We here in the Catskills have the opportunity to stop HWA before it completely devastates our vast hemlock forests. Some other regions no longer have that option. In the Great Smokey Mountains the mortality has turned hills and valleys a deathly grey-brown, upending centuries of ecological balance and leaving huge vistas comprised of skeletal trees. If we fail to act here in the Catskills, our forests will share that fate.
Fortunately, New York is waking up to this possibility. Dedicated foresters, botanists and invasive species specialists are mobilizing to stop the attacks on living trees while they can be saved and stopping the spread on HWA in its tracks. But this is no small task as the hemlock is one of the foundational species of the Catskills, as well as of other areas in New York such as the Adirondacks. The battle requires the commitment of financial resources, and that seems to be beginning, though not nearly enough and too slowly still.
For outdoor enthusiasts, whether hikers, fishermen and women, hunters, birders and all others who venture into the woods, there is an important role to play. With sharp eyes and a little knowledge we can help to identify both existing and potentailly infected stands and report the conditions in those stands. In that way, we help make it possible for the professionals to work more efficiently and effectively. We can also let it be known to our elected officials that this fight is a high priority for us, and that we want their attention and support. Indeed, the Catskill Park Coalition (of which the CMC is a founding member) has taken the message to Albany. You can amplify that voice by contacting your legislators and the governor.

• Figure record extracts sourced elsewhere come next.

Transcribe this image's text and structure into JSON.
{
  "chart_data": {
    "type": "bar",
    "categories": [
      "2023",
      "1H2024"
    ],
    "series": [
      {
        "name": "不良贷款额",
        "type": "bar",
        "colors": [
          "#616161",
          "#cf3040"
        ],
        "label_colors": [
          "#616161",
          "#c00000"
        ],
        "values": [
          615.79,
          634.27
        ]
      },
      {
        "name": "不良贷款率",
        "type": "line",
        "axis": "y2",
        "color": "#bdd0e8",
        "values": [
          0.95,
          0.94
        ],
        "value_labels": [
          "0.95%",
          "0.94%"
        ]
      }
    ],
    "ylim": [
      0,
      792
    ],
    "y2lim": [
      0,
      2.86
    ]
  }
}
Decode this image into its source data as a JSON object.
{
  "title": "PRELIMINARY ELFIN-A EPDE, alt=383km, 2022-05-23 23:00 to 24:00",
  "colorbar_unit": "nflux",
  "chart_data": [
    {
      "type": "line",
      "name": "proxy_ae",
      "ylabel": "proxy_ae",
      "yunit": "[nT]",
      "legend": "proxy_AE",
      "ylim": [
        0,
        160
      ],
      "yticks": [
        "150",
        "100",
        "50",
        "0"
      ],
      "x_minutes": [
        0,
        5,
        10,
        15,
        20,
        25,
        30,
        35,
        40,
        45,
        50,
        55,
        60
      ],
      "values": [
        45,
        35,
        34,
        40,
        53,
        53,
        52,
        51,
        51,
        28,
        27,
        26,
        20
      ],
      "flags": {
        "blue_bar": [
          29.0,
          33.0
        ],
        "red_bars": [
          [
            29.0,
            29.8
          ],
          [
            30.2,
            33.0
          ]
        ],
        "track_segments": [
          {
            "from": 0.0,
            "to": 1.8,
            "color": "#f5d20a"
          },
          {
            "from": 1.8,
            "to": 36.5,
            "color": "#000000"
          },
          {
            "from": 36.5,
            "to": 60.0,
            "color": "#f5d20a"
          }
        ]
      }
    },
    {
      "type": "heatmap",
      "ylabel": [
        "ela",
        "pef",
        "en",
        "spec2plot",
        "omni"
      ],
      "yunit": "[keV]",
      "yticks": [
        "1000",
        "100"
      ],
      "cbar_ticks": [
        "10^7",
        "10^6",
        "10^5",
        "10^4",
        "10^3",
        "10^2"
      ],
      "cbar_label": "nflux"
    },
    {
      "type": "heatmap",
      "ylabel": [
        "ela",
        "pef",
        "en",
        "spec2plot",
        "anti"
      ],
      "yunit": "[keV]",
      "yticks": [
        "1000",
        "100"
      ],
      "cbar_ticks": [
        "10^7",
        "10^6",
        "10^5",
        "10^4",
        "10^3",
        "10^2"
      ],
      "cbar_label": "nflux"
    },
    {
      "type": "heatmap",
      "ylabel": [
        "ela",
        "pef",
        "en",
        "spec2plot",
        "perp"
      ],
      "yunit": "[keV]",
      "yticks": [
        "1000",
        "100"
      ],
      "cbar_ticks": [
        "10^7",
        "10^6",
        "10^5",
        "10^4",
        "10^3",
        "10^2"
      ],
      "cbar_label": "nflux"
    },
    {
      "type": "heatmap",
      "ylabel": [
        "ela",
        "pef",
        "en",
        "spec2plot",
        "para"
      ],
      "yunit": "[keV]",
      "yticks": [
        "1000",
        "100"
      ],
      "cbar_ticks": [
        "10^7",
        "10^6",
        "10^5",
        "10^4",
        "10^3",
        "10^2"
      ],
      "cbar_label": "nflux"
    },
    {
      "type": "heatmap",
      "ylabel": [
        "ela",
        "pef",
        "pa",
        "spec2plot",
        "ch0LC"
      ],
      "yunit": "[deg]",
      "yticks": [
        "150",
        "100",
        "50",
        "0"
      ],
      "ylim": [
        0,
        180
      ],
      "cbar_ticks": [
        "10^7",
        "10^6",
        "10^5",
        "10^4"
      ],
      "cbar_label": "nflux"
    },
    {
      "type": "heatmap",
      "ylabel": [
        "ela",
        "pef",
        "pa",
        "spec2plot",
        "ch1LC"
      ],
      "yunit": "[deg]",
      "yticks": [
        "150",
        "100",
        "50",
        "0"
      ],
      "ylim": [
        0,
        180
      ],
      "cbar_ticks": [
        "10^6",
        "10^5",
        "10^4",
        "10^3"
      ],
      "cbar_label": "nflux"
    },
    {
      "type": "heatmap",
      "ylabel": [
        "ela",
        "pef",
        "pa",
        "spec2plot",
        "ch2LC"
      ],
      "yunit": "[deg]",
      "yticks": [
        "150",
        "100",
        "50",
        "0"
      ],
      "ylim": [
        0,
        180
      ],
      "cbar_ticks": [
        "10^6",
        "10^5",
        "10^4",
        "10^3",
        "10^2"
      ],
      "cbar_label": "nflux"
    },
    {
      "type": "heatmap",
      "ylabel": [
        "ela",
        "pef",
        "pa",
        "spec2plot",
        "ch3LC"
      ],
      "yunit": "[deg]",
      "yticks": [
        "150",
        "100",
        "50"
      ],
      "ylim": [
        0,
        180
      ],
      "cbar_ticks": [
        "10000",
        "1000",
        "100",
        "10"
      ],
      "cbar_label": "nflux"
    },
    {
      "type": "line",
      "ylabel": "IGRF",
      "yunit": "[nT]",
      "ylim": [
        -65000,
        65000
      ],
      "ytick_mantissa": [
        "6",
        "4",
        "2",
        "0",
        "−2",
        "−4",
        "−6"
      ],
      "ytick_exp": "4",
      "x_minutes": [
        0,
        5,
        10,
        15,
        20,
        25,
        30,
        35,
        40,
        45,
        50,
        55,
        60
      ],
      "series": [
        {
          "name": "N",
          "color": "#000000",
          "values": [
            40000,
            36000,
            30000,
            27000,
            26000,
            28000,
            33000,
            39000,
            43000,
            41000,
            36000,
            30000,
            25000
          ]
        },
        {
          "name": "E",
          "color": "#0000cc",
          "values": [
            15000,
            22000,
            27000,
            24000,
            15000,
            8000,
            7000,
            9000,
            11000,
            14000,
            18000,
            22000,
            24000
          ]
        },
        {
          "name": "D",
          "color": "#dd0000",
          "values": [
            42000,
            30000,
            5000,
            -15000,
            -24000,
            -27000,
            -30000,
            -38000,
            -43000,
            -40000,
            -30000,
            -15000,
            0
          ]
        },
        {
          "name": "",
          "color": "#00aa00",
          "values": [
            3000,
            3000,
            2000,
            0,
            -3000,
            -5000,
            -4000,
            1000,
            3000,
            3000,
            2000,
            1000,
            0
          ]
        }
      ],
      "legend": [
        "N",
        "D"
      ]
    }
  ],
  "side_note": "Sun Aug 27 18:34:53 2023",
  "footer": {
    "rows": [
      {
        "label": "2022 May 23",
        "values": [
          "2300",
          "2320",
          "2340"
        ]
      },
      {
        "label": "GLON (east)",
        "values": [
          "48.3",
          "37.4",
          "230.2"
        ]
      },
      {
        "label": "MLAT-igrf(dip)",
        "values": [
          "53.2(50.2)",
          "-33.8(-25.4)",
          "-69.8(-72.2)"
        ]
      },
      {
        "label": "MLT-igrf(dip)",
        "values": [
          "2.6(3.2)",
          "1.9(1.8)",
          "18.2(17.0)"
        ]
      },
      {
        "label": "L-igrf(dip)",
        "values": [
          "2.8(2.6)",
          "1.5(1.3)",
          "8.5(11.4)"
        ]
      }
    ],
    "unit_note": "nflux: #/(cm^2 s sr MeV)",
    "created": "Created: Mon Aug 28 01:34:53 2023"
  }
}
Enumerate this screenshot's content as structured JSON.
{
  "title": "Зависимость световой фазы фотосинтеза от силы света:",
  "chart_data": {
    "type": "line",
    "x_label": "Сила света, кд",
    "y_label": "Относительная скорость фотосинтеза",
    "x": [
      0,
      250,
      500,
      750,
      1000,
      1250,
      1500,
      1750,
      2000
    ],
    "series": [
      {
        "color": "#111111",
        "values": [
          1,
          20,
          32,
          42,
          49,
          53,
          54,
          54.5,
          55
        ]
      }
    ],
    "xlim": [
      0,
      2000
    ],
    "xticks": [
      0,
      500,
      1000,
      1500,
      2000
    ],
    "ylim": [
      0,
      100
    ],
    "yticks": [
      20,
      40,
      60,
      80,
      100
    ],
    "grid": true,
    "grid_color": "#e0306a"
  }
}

On Saturday, May 14th at 1 PM a lecture and workshop on the scope of the problem, some solutions and how to get involved will take place at the Maurice D. Hinchey Catskill Interpretive Center in Mount Tremper. The following Saturday, May 21st a field training will be offered at the same time and place. On June 11, again at the CIC, noted Catskills forest historian Dr. Michael Kudish will give a lecture on the history of hemlocks in the Catskills from the ice age forward through the great harvesting of the trees for the tanning industry that once dominated the local economy. For the sake of our environment, our natural history and our economy, all who can attend will be equipped to help the cause of ending this threat. We hope to see you there!